Frontend Development 8 min read

Using Nginx to Proxy Frontend Static Resources and Resolve Cross-Origin Issues

This article explains how front‑end projects access back‑end services after deployment, how Nginx reverse‑proxy solves cross‑origin problems, and how to configure production paths in Vue projects for proper static resource delivery.

Rare Earth Juejin Tech Community
Rare Earth Juejin Tech Community
Rare Earth Juejin Tech Community
Using Nginx to Proxy Frontend Static Resources and Resolve Cross-Origin Issues

When a front‑end project is packaged, developers often wonder how the static assets access back‑end services, whether cross‑origin issues arise, and how to modify the deployed directory.

1. Clarify the Problem

During development we usually use proxy to forward requests from a local Node server to the back‑end api . After deployment the local Node proxy is unavailable, so we rely on the back‑end Nginx to handle proxying and cross‑origin concerns.

The production address may be an absolute URL like http://www.xxxx.com/api/aaa or a relative path such as /prod . Understanding Nginx’s role is essential.

2. What Is Nginx

Nginx is an open‑source, high‑performance web server and reverse‑proxy server with an event‑driven, asynchronous, non‑blocking architecture.

In development we often hear about forward proxy and reverse proxy . A reverse proxy hides the real server IP from the client, while a forward proxy hides the client’s identity from the server.

Reverse proxy: the client accesses the Nginx server’s address; the real backend IP is hidden.

Forward proxy: the server does not know the real client; Nginx acts as an intermediary.

3. Using Nginx in Front‑End to Solve Cross‑Origin

Cross‑origin occurs when JavaScript, Ajax, WebSocket, etc., request resources on a different domain, port, or protocol.

Nginx solves this by acting as a reverse proxy: the browser sends a request to Nginx (e.g., http://www.xxx.com:80 ), Nginx forwards it to the real back‑end server, eliminating cross‑origin issues.

server {
  listen 80;
  server_name yourdomain.com;

  location / {
    // serve all front‑end static files from the dist folder
    root /path/to/your/frontend;
    index index.html;
    try_files $uri $uri/ /index.html;
  }

  location /api/ {
    proxy_pass http://backend-server-address/api/; // real back‑end API address
    proxy_set_header Host $host;
    proxy_set_header X-Real-IP $remote_addr;
    proxy_set_header X-Forwarded-For $proxy_add_x_forwarded_for;
  }
}

When the front‑end code uses a relative path like /api/users , Nginx forwards the request to the actual back‑end address. Most production builds use a relative /api path rather than an absolute URL.

Thus a request to yourdomain.com returns static assets, and a request to /api/xxx is proxied to http://yourdomain.com/api/xxx , enabling communication with the back‑end.

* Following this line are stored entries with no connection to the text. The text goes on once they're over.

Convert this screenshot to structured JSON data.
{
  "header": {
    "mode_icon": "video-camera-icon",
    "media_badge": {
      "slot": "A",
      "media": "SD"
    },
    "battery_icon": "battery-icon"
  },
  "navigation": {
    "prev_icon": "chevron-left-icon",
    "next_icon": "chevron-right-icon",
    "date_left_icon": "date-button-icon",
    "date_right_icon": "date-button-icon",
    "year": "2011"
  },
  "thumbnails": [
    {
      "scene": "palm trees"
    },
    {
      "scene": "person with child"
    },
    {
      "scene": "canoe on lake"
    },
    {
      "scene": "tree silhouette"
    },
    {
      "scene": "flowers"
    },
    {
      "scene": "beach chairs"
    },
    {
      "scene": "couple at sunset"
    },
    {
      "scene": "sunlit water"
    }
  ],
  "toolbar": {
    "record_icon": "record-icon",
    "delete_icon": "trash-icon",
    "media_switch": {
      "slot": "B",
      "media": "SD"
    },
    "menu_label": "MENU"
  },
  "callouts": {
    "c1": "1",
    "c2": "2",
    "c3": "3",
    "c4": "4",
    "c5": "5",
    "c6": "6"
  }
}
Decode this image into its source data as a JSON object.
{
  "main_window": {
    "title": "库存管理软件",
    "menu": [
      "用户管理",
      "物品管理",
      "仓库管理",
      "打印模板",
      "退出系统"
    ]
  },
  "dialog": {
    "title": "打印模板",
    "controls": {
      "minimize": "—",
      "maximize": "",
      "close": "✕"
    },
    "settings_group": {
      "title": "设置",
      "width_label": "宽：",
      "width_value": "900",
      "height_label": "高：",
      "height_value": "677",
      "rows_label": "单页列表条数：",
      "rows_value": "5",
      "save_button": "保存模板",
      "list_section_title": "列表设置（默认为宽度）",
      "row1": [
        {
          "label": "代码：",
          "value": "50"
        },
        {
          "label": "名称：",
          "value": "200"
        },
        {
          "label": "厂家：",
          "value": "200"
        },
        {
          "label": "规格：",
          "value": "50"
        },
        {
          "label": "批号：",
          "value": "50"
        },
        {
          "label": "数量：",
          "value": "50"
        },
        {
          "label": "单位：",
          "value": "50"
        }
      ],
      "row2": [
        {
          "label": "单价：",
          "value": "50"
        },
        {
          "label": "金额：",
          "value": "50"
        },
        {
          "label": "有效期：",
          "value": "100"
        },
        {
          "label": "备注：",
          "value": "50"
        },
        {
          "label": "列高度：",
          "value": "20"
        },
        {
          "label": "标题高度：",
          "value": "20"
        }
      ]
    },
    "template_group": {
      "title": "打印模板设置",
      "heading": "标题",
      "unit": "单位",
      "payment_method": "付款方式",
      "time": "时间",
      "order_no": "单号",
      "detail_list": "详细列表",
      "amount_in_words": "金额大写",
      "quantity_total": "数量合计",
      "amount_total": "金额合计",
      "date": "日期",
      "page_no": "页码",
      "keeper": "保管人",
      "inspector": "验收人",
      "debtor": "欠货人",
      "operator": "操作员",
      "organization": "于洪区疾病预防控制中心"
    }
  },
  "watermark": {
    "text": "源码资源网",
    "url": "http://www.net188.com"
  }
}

4. Front‑End Production Configuration

After building with a scaffolding tool such as Vue CLI, the command npm run build generates a package whose root path defaults to / . To change the base path, modify vue.config.js :

module.exports = {
  publicPath: process.env.NODE_ENV === 'production' ? '/prod' : '/'
};

The built package will then reference static resources under /prod instead of the default root.

5. Summary

In production the front‑end consists of static files served via a relative path. Nginx listens for requests, returns static resources for / , and reverse‑proxies requests matching /prod (or /api ) to the real back‑end server, thereby completing the end‑to‑end communication.